Autumn is by far my favorite season, with summer being a close second. As F. Scott Fitzgerald said in The Great Gatsby, “Life begins again when it gets crisp in the fall.” Everything feels fresh and renewed. The temperature is perfect. I love it! However, in the fall, I feel anxiety and depression starting to brew, knowing that winter is right around the corner.
While everyone else is looking forward to the possibility of snow and getting ready for everything Christmas related, I am trying to cover up my Seasonal Affective Disorder (SAD), and put on a happy face for the kids.
My oldest son asks each year, “Do you hope it snows this winter, Mommy?” I answer yes with a smile on my face because I know it makes him happy, though in reality, the snow feels like the bars of a prison cell closing on me, trapping me at home.
I like to get out and go places, whether it is going for a walk at the greenway or taking my kids to the zoo; I like to be out enjoying fresh air and sunshine. But that’s not always possible in the winter. By February last year, my SAD got so bad, that I had to take a trip to sunny Florida because I felt that I was going to lose it. Thankfully, we were able to go and I felt much better.

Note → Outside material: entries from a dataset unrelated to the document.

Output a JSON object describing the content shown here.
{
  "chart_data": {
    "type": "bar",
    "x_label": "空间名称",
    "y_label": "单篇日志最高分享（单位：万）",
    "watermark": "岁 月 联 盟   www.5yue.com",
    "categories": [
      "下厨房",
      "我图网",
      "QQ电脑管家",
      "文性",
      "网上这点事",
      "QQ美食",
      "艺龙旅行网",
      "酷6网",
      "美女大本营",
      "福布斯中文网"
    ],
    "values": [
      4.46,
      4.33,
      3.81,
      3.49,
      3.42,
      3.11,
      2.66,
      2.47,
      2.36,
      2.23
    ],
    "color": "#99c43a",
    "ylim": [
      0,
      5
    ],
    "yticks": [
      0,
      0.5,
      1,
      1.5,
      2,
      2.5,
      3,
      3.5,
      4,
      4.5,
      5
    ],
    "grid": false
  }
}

I am sure that growing up in California — where sometimes our December temperatures can be up to 90 degrees — has something to do with why SAD affects me so much here, but I have lived in the Tennessee Valley for almost twelve years and it really only started to impact me in the past few years. I dread this winter already for a few reasons.
First of all, I am feeling it early this year — since the middle of October. Secondly, I don’t know what to expect regarding the pandemic and if things will go back to how they were earlier this year with us all having to be trapped inside our homes again.
On top of the weather, Christmas doesn’t help. Having to spend money that you don’t always have and the pressure of choosing perfect gifts, add to the anxiety and depression of the winter season. Additionally, having to purposely orchestrate fun winter and Christmas events for the children to enjoy and make sure everything is perfect for everyone on Christmas Eve and Christmas Day, make this season challenging. But no one would know — besides maybe my husband — by looking at me or my social media posts. I try to keep everything happy. Occasionally, when I am really feeling SAD hit, I may post something about it, but I will usually delete that post within a few minutes to avoid appearing negative.
I know I’m not alone.
According to Psychology Today, it’s estimated that Seasonal Affective Disorder affects about 10 million Americans. Fortunately, thus far, my SAD hasn’t been so severe to cause me not to function, but it’s still unpleasant and something that I feel like I have to suffer through.